The interstate, if you haven't seen the movie, with ruthless efficiency has bypassed an old Route 66 town and left the cute vehicular residents of Radiator Springs lonely and bereft. James Taylor even sings about how the interstate done them wrong.

This has to be considered lousy timing (and typical Hollywood claptrap) from the standpoint of the highway industry, which is engaged in celebrating the 50th anniversary of the 47,000-mile interstate system. Well, kind of. The anniversary is not of the beginning of interstate construction, or even of the end (which technically hasn't occurred yet), but rather of the signing by President Eisenhower on June 29, 1956, of a 29-page bill with a chill-bumps-inducing name: the Federal-Aid Highway Act of 1956.

Woo-hoo! Come Thursday, let's break out the confetti!

Maybe not. The interstates, undeniably, have been a major factor in the country's economic growth these past few decades and gotten us places a heck of a lot faster. Picture going from Austin to Fort Worth on old U.S. 81 and all the stoplights in Round Rock, Georgetown, Temple, Waco and Hillsboro.

The interstates also required displacing a lot of urban dwellers in the largely poor neighborhoods they cut through; memorialized in concrete the existing racial and class divisions within communities (like Austin); bisected farms and ranches; and are, by and large, unattractive.
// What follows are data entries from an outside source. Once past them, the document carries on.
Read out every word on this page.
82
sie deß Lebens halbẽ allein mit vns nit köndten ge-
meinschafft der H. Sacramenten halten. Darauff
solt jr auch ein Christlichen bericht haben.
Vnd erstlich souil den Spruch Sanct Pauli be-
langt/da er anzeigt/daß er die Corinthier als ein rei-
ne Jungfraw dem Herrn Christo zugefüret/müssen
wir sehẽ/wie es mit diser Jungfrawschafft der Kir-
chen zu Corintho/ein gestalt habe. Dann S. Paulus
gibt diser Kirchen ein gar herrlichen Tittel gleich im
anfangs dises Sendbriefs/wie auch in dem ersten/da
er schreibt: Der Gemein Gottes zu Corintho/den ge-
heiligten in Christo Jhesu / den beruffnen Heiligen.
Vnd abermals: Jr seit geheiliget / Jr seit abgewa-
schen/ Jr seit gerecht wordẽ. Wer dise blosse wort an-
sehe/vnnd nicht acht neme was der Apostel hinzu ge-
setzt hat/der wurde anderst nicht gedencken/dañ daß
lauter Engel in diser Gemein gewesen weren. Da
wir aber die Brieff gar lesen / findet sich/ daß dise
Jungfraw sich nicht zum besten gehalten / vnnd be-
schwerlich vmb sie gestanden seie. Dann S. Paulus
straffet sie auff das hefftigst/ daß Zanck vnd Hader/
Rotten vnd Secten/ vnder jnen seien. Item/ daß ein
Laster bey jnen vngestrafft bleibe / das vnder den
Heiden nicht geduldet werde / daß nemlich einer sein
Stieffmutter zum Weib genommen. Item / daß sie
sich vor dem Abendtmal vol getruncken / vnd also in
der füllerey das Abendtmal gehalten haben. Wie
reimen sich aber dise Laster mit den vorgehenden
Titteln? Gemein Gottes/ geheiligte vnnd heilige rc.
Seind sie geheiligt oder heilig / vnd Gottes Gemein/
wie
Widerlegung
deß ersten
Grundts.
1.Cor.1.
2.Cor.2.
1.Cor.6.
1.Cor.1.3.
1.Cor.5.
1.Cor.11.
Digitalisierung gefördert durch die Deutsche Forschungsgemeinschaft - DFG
And, oh yes, they bypassed and ruined the economy and spirit of many small towns.

So it's a mixed bag, perhaps worthy of neither celebration nor condemnation. We needed bigger, faster roads, and there was a cost.

Anyway, from a purely Texas standpoint, the timing of the anniversary is pretty interesting as well. Because if Ike's signing of the bill signified a change from the past — federalizing highway construction in a big way by guaranteeing that Uncle Sam would pick up of 90 percent of the tab for the new freeways — what's happening around here represents just as dramatic a departure from the past.

Gov. Rick Perry and company want to build a 4,000-mile intrastate system in Texas, and they're pretty far along the planning road on the first leg paralleling Interstate 35. The departure, as I'm sure most of you are aware, is that you'll have to pay to drive it (Eisenhower rejected a push to have tolls on the interstate system) and that it will be built and run by a private company. It will help the economy, speed travel, bypass towns, be unattractive — and cost you $20 or more to get to Dallas.

Kind of puts the nasty ol' interstates in a whole new light, doesn't it? Maybe when they make "Cars V: Open Range" the bad guy will be the Trans-Texas Corridor system, the heroes will live along that blessedly toll-less strip of asphalt running through Salado, and 90-year-old Randy Newman will croak out the schmaltzy theme song, "Free to drive, on I-35."

Feel free to use the idea, Pixar. No charge.